Добавить в цитаты Настройки чтения

Страница 53 из 96

— Ты, вероятно, и телевизора никогда не видел? — спросил его Энтони.

Не прерывая ответственный процесс тщательного пережевывания пищи, О'Киф медленно покачал головой и слегка наклонился, чтобы лучше разглядеть то, что он принял сначала за книги на книжной полке. Каково же было его удивление, когда вместо знакомых картонных переплетов он обнаружил странные блестящие коробочки, раскрашенные подобно обложкам книг и скрывающие в себе необычные полупрозрачные прямоугольники с какими-то колесиками и окошками. Подивившись этой замысловатой подделке под библиотеку, Рэмзи с изумлением прочел на корешке одной из фальшивых книг довольно дико звучащее заглавие: «Терминатор».

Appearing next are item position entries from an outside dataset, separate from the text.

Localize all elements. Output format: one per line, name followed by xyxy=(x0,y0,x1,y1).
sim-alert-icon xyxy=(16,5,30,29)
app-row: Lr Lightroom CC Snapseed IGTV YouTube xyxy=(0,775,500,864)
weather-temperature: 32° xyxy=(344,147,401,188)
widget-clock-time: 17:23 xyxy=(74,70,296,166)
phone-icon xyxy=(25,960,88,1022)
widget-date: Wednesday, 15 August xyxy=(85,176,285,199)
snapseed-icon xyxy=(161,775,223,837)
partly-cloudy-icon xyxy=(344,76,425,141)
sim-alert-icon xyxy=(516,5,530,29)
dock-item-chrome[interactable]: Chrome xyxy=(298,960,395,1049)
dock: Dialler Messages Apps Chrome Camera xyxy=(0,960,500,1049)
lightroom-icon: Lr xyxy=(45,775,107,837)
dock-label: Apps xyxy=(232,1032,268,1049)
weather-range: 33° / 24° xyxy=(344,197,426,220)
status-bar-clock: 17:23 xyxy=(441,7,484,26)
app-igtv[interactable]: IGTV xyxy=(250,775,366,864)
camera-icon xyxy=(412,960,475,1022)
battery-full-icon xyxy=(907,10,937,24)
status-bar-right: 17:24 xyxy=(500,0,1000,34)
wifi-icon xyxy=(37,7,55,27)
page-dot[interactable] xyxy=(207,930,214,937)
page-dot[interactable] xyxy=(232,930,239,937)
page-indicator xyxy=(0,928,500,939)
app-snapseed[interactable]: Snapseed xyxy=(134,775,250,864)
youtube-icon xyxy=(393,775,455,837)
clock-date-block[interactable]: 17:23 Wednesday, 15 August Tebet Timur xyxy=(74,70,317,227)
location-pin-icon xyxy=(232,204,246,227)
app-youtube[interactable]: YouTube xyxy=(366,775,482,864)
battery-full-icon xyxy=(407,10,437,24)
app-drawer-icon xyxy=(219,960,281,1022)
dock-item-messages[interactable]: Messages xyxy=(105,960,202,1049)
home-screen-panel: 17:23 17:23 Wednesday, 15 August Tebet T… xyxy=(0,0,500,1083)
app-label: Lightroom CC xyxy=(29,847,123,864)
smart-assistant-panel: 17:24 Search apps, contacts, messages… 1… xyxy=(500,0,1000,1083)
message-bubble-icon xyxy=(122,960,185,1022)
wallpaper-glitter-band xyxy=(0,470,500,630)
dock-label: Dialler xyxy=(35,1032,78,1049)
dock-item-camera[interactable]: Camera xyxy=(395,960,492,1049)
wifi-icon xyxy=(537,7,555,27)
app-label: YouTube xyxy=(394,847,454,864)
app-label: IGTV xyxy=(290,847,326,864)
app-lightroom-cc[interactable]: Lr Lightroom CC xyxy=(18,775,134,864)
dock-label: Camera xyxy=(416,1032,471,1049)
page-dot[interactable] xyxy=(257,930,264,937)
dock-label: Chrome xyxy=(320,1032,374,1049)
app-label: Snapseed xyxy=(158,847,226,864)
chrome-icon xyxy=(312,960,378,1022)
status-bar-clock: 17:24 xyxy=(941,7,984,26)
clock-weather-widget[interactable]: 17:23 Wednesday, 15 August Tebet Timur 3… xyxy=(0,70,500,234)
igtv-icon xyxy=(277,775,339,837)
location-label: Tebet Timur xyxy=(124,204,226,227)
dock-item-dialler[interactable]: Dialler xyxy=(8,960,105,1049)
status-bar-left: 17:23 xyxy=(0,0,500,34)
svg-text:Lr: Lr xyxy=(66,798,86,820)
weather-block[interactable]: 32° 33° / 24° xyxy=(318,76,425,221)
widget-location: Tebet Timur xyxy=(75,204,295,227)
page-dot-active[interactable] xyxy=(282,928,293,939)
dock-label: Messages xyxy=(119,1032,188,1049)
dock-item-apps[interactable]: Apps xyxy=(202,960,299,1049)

— Это видеокассеты, — пояснил Тони, заметив его недоумение. — То, что на них записано, можно посмотреть вот здесь, по телевизору.

Он ткнул пальцем в одну из больших блестящих коробок, покрытую с лицевой стороны стеклом. Коробка презрительно зашипела, и по ее просветлевшему стеклянному лицу поплыли мутные маленькие морщинки.

— Боже милостивый! — испугался О'Киф, едва не подавившись недожеванным куском мяса. Кассета выскочила у него из рук и весело запрыгала по столу.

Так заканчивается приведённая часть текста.